Süßer König Jesus (German Edition)
Ich putzte mir die Zähne und stieg, so leise ich konnte, ins Bett.
»Hast du mit ihm geschlafen?« Elise klang hellwach.
»Nein.«
»Prima.«
»Warum?«
»Mit einem schlafen, den man nie wieder sehen wird, bringt nichts«, sagte sie. »Das verletzt nur die Gefühle.«
»Ich hab es ihm gleich gesagt«, sagte ich und streckte meine Hand, auf der seine Handynummer stand, ins Dunkel. Hoffentlich verschmierte oder verblasste die Tinte nicht, eh ich sie eingetippt hatte.
»Das sagen alle Mädchen, bevor sie es tun«, sagte sie.
»Ha-ha.«
»Ich hab es auch gesagt, und danach hab ich’s getan«, sagte sie. »Manchmal ist es eben einfacher.«
»Das ist traurig.«
»Es ist keine große Sache.«
»Für mich ist es eine große Sache«, sagte ich.
»Weil du es noch nicht getan hast – meistens ist es wie nichts. Kaum zu glauben, dass etwas dermaßen Nichtiges einen so fertigmachen kann.«
Ich dachte an Gabes Schwanz in meiner Hand, wie er gekeucht hatte, als er kam, und wie er sich auf die Lippe gebissen hatte. Das hat noch keine mit mir gemacht, hatte er gesagt, nur mit der Hand.
»Du bist stärker als ich«, sagte Elise. Das hatte sie schon einmal gesagt, und ich hasste es, weil sie so offensichtlich stärker war als ich. Auch wenn in mancher Hinsicht ich stärker war. Das betraf aber Winzigkeiten, die sowieso niemand sah. Elise bat um etwas, und die Leute gaben es ihr. Sie redete, und die Leute hörten zu.
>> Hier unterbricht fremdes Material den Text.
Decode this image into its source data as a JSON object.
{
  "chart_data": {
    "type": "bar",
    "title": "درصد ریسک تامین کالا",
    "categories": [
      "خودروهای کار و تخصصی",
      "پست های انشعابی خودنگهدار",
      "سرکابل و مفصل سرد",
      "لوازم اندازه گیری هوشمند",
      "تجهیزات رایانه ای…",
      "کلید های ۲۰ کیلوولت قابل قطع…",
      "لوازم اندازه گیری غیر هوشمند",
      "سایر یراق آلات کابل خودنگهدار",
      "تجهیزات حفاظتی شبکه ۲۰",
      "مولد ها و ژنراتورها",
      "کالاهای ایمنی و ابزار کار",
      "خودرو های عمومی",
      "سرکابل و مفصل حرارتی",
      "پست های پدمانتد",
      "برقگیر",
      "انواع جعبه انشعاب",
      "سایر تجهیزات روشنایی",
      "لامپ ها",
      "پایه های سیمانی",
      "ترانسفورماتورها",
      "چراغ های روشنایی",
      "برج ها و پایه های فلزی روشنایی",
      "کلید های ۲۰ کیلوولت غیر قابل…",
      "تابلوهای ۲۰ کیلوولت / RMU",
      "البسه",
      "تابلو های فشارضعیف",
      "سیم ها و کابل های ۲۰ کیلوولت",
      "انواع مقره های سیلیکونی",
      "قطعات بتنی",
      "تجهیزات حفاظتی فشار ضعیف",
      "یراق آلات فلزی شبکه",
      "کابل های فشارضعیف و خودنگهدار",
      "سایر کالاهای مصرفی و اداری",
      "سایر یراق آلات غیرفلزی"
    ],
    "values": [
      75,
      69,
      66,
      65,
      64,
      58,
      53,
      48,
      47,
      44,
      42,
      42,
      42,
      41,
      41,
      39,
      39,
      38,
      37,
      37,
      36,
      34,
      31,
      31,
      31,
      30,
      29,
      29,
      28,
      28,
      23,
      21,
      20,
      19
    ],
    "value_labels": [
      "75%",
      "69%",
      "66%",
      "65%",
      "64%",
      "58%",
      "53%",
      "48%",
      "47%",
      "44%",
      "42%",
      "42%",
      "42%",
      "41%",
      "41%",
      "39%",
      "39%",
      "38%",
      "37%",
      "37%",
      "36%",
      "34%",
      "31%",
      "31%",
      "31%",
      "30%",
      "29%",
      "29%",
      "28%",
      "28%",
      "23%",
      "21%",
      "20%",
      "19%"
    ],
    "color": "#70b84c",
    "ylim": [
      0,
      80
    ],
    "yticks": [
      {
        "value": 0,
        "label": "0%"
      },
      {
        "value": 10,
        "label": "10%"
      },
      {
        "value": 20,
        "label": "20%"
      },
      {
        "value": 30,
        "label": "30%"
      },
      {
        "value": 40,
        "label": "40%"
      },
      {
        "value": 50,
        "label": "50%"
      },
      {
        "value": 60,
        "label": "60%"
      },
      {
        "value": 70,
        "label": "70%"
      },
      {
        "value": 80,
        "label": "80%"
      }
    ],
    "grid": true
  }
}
Ich dachte an all die, denen ich begegnet war und die sich nicht einmal an mich erinnerten, Leute, denen ich mich immer wieder vorstellen musste, weil ich dermaßen wenig Raum in der Welt einnahm.
»Gute Nacht«, sagte ich.
»Gute Nacht«, sagte sie. »Ich liebe dich.«
Ich zog mein Hemd an die Nase und inhalierte, atmete Gabe ein und aus, ein und aus, bis ich nichts mehr riechen konnte.
Freitag
Als vom Nachbarzimmer aus an die Tür geklopft wurde, erwachte ich – das abrupte Ende eines schönen Traums, erst war er noch da, greifbar für meine Erinnerung, dann klopfte es noch mal – fordernder, und ich stieg aus dem Bett.
Meine Mutter stand da, aß einen Fiber-One-Riegel. »In einer halben Stunde fahren wir«, sagte sie, »euer Vater will heute noch bis Kalifornien.«
»Heute bis Kalifornien, völlig unmöglich«, sagte ich, obwohl ich nicht wusste, ob es möglich war oder nicht. Sie biss noch mal ab. Ich sah ihr nicht gern beim Essen zu – sie genoss es zu sehr und machte eine Menge Geräusche. »Ich will auch so einen.«
»Das ist der Letzte«, sagte sie. Sie zeigte mit dem Riegel auf mich, und ich nahm ihn, biss ein dickes, weiches Stück davon ab – als ich es im Mund hatte, schien es viel zu viel Arbeit zu machen.
Sie schloss ihre Tür, ich meine. Sie verriegelte das Schloss, also verriegelte ich meins. Ich stieg wieder ins Bett und versuchte, mich an meinen Traum zu erinnern, aber da war nichts, kein Bild, kein Gefühl, nichts. Ich lauschte den Stimmen meiner Eltern durch die Wand. Mir fiel auf, wie selten sie mehr als ein paar Worte miteinander sprachen, und dass sie hauptsächlich sprachen, um Information auszutauschen. Ich wünschte mir jemanden, dem ich alles erzählen konnte. Jemand, der eine Menge Zeit damit verbrächte, mit mir über nichts zu sprechen. Ich dachte an Gabe, sein blondes, fast weißes Haar, und wie ich ihn berührt hatte.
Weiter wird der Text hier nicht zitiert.